Update February 27, 2006: Related Post -”Commentary: DailyKos on the Iranian Bourse, Oil, Euro and Dollars”
Introduction to the US Dollars/Oil Bourse Conspiracy
Iran is scheduled in March to launch an oil exchange with the currency used for transaction being Euros as opposed to US dollars, such as in the two main oil bourse, International Petroleum Exchange (IPE) in London and the NYTMEX in New York.
This has fueled (no pun intended) speculation of the real cause of the Iranian crisis. The Iraq War has been criticized as a “War for Oil”. And now, as a second act, there are folks from Daily Kos to Asia Times saying the same of the Iran Crisis. The most aggressive promoter of this view appears to be from Krassimir Petrov:
The economic essence of this [post Bretton Woods] arrangement was that the dollar was now backed by oil. As long as that was the case, the world had to accumulate increasing amounts of dollars, because they needed those dollars to buy oil. As long as the dollar was the only acceptable payment for oil, its dominance in the world was assured, and the American Empire could continue to tax the rest of the world. If, for any reason, the dollar lost its oil backing, the American Empire would cease to exist. Thus, Imperial survival dictated that oil be sold only for dollars.
The Iranian government has finally developed the ultimate “nuclear” weapon that can swiftly destroy the financial system underpinning the American Empire. That weapon is the Iranian Oil Bourse slated to open in March 2006.
Prior to the Iraq War, Saddam Hussein switched the currency of choice for oil transaction from US dollars to Euros. Many saw the Iraq War as a conspiracy to stop and discourage the currency switch as the motivation for the Iraq War and are now predicting the same for Iran nuclear crisis. Indeed, a quick Google search will present a whole list of sites supporting this view.
Both economists Tyler Cowen and James Hamilton, in their respective blogs, counter such claims of a US collapse as simplistic view of economics.
Here below are excerpts from James Hamilton’s view on the Bourse issue:
On Dollar Assets and Oil Transactions
[Even] if the oil were purchased with dollars drawn on a U.S. bank, there is no reason at all that the seller needs to retain the proceeds in that form. Those selling oil could convert those dollars back to euros or Japanese yen or whatever their hearts desired, and likewise could convert euros obtained through sales on an Iranian bourse back into dollars, if they wished. What ultimately determines the demand for dollars is not the unit of account for the transaction, but rather the desired asset holdings of those who are accumulating the wealth.
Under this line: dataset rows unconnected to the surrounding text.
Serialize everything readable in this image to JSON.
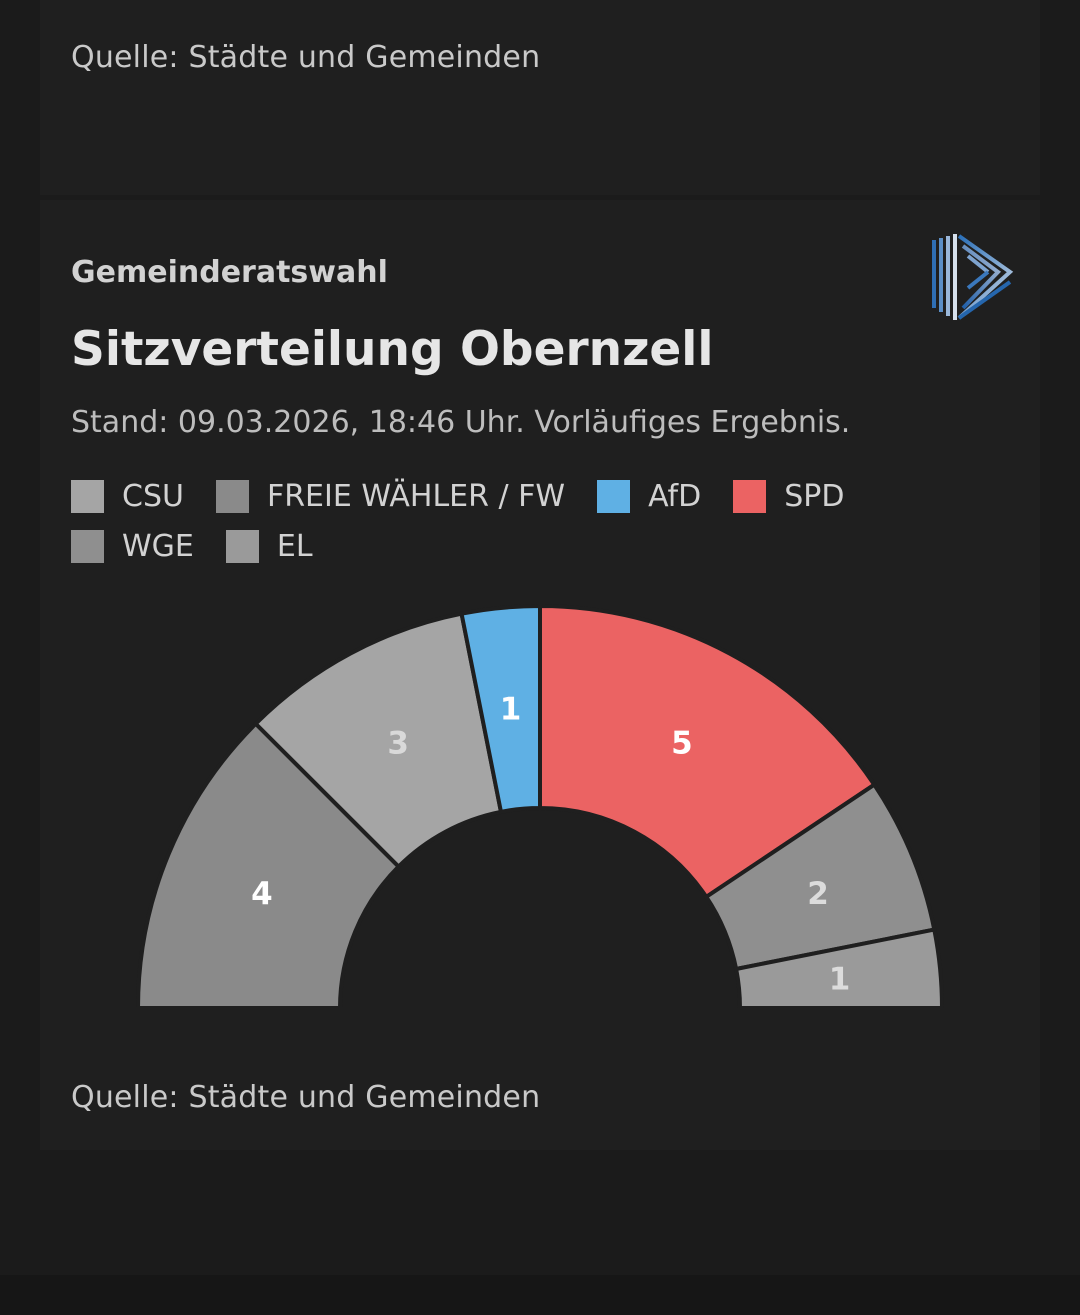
{
  "top": {
    "source": "Quelle: Städte und Gemeinden"
  },
  "card": {
    "kicker": "Gemeinderatswahl",
    "title": "Sitzverteilung Obernzell",
    "subtitle": "Stand: 09.03.2026, 18:46 Uhr. Vorläufiges Ergebnis.",
    "source": "Quelle: Städte und Gemeinden",
    "logo_icon": "publisher-logo-icon"
  },
  "chart_data": {
    "type": "pie",
    "variant": "semicircle-parliament",
    "title": "",
    "series": [
      {
        "name": "CSU",
        "value": 3,
        "color": "#a5a5a5",
        "label_color": "#d9d9d9"
      },
      {
        "name": "FREIE WÄHLER / FW",
        "value": 4,
        "color": "#8a8a8a",
        "label_color": "#ffffff"
      },
      {
        "name": "AfD",
        "value": 1,
        "color": "#5fb0e4",
        "label_color": "#ffffff"
      },
      {
        "name": "SPD",
        "value": 5,
        "color": "#eb6363",
        "label_color": "#ffffff"
      },
      {
        "name": "WGE",
        "value": 2,
        "color": "#8f8f8f",
        "label_color": "#dcdcdc"
      },
      {
        "name": "EL",
        "value": 1,
        "color": "#9a9a9a",
        "label_color": "#dcdcdc"
      }
    ],
    "seat_order": [
      "FREIE WÄHLER / FW",
      "CSU",
      "AfD",
      "SPD",
      "WGE",
      "EL"
    ],
    "total_seats": 16,
    "legend_position": "top-left"
  }
}
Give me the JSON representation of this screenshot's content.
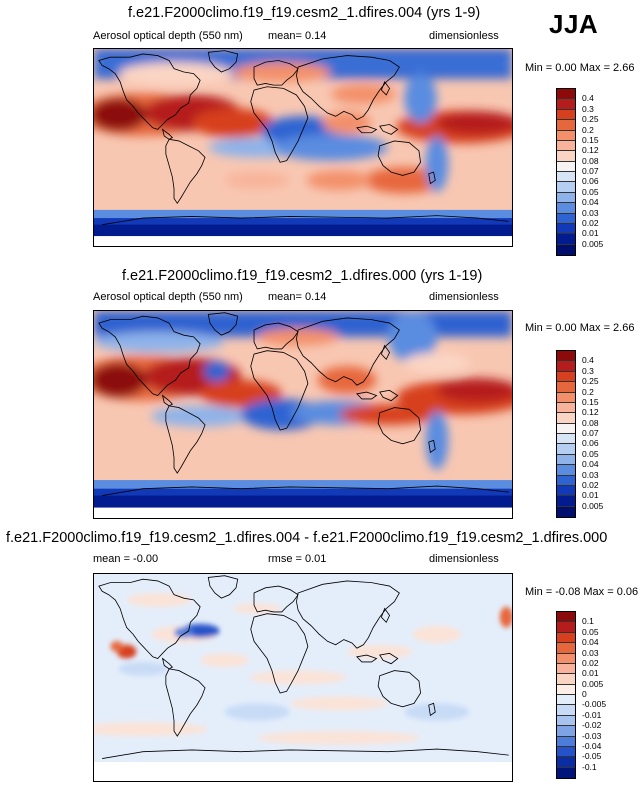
{
  "season": "JJA",
  "panels": [
    {
      "title": "f.e21.F2000climo.f19_f19.cesm2_1.dfires.004 (yrs 1-9)",
      "variable": "Aerosol optical depth (550 nm)",
      "stat1": "mean=  0.14",
      "stat2": "",
      "units": "dimensionless",
      "minmax": "Min =  0.00 Max =  2.66",
      "colorbar_labels": [
        "0.4",
        "0.3",
        "0.25",
        "0.2",
        "0.15",
        "0.12",
        "0.08",
        "0.07",
        "0.06",
        "0.05",
        "0.04",
        "0.03",
        "0.02",
        "0.01",
        "0.005"
      ],
      "colorbar_colors": [
        "#8c0a0a",
        "#b51c1c",
        "#d7401f",
        "#e7673c",
        "#f3906a",
        "#f8b39a",
        "#fbd5c4",
        "#f7f3f3",
        "#d6e4f6",
        "#b5cff2",
        "#8eb2ea",
        "#5a8ce0",
        "#2f63d2",
        "#1239b8",
        "#021b8e",
        "#000f6e"
      ]
    },
    {
      "title": "f.e21.F2000climo.f19_f19.cesm2_1.dfires.000 (yrs 1-19)",
      "variable": "Aerosol optical depth (550 nm)",
      "stat1": "mean=  0.14",
      "stat2": "",
      "units": "dimensionless",
      "minmax": "Min =  0.00 Max =  2.66",
      "colorbar_labels": [
        "0.4",
        "0.3",
        "0.25",
        "0.2",
        "0.15",
        "0.12",
        "0.08",
        "0.07",
        "0.06",
        "0.05",
        "0.04",
        "0.03",
        "0.02",
        "0.01",
        "0.005"
      ],
      "colorbar_colors": [
        "#8c0a0a",
        "#b51c1c",
        "#d7401f",
        "#e7673c",
        "#f3906a",
        "#f8b39a",
        "#fbd5c4",
        "#f7f3f3",
        "#d6e4f6",
        "#b5cff2",
        "#8eb2ea",
        "#5a8ce0",
        "#2f63d2",
        "#1239b8",
        "#021b8e",
        "#000f6e"
      ]
    },
    {
      "title": "f.e21.F2000climo.f19_f19.cesm2_1.dfires.004 - f.e21.F2000climo.f19_f19.cesm2_1.dfires.000",
      "variable": "",
      "stat1": "mean = -0.00",
      "stat2": "rmse =  0.01",
      "units": "dimensionless",
      "minmax": "Min = -0.08 Max =  0.06",
      "colorbar_labels": [
        "0.1",
        "0.05",
        "0.04",
        "0.03",
        "0.02",
        "0.01",
        "0.005",
        "0",
        "-0.005",
        "-0.01",
        "-0.02",
        "-0.03",
        "-0.04",
        "-0.05",
        "-0.1"
      ],
      "colorbar_colors": [
        "#8c0a0a",
        "#b51c1c",
        "#d7401f",
        "#e7673c",
        "#f3906a",
        "#f8b39a",
        "#fbd5c4",
        "#fdeee6",
        "#e4eefb",
        "#c8dbf6",
        "#a7c3ef",
        "#7ea4e6",
        "#4d7ddb",
        "#2552c8",
        "#0b2da3",
        "#00147a"
      ]
    }
  ]
}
On “US Dollars ‘Backed by Oil’”
And the notion that the U.S. dollar is currently “backed by oil” is so nonsensical that it is difficult even to fathom what that phrase is intended to convey….[If] you surrender dollars on any given day in January 2006, how much oil are you going to get back? It varies literally by the minute, and the rate at which dollars get exchanged for oil has nothing to do with the promises made by any government and everything to do with market fluctuations in supply and demand.
As the date draws closer to March 2006, we should expect the Iranian Oil Bourse conspiracy to grow even louder and to gain an increasingly foothold in the imagination of the many. However, both Tyler Cowen and James Hamilton seemed to have taken a very clear counter against such claims as simplistic and implausible.
On the true nature of the Iran crisis, it is difficult to tell. StrategyUnit last post attempt to unravel this enigma in the context of Iraq, but StratFor’s analysis seems to be the most accurate (or at least plausible) so far:
If the Iranians are seen as getting too close to a weapon, either the United States or Israel will take them out, and there is an outside chance that the facilities could not be taken out with a high degree of assurance unless nukes are used. In the past, our view was that the Iranians would move carefully in using the nukes to gain leverage against the United States. That is no longer clear. Their focus now seems to be not on their traditional diplomacy, but on a more radical, intra-Islamic diplomacy. That means that they might welcome a (survivable) attack by Israel or the United States. It would burnish Iran’s credentials as the true martyr and fighter of Islam.
Meanwhile, the Iranians appear to be reaching out to the Sunnis on a number of levels. Muqtada al-Sadr, the leader of a radical Shiite group in Iraq with ties to Iran, visited Saudi Arabia recently. There are contacts between radical Shia and Sunnis in Lebanon as well. The Iranians appear to be engaged in an attempt to create the kind of coalition in the Muslim world that al Qaeda failed to create. From Tehran’s point of view, if they get a deliverable nuclear device, that’s great — but if they are attacked by Israel or the United States, that’s not a bad outcome either.
In short, the diplomacy that Iran practiced from the beginning of the Iraq-Iran war until after the U.S. invasion of Iraq appears to be ended. Iran is making a play for ownership of revolutionary Islamism on behalf of itself and the Shia. Thus, Tehran will continue to make provocative moves, while hoping to avoid counterstrikes. On the other hand, if there are counterstrikes, the Iranians will probably be able to live with that as well.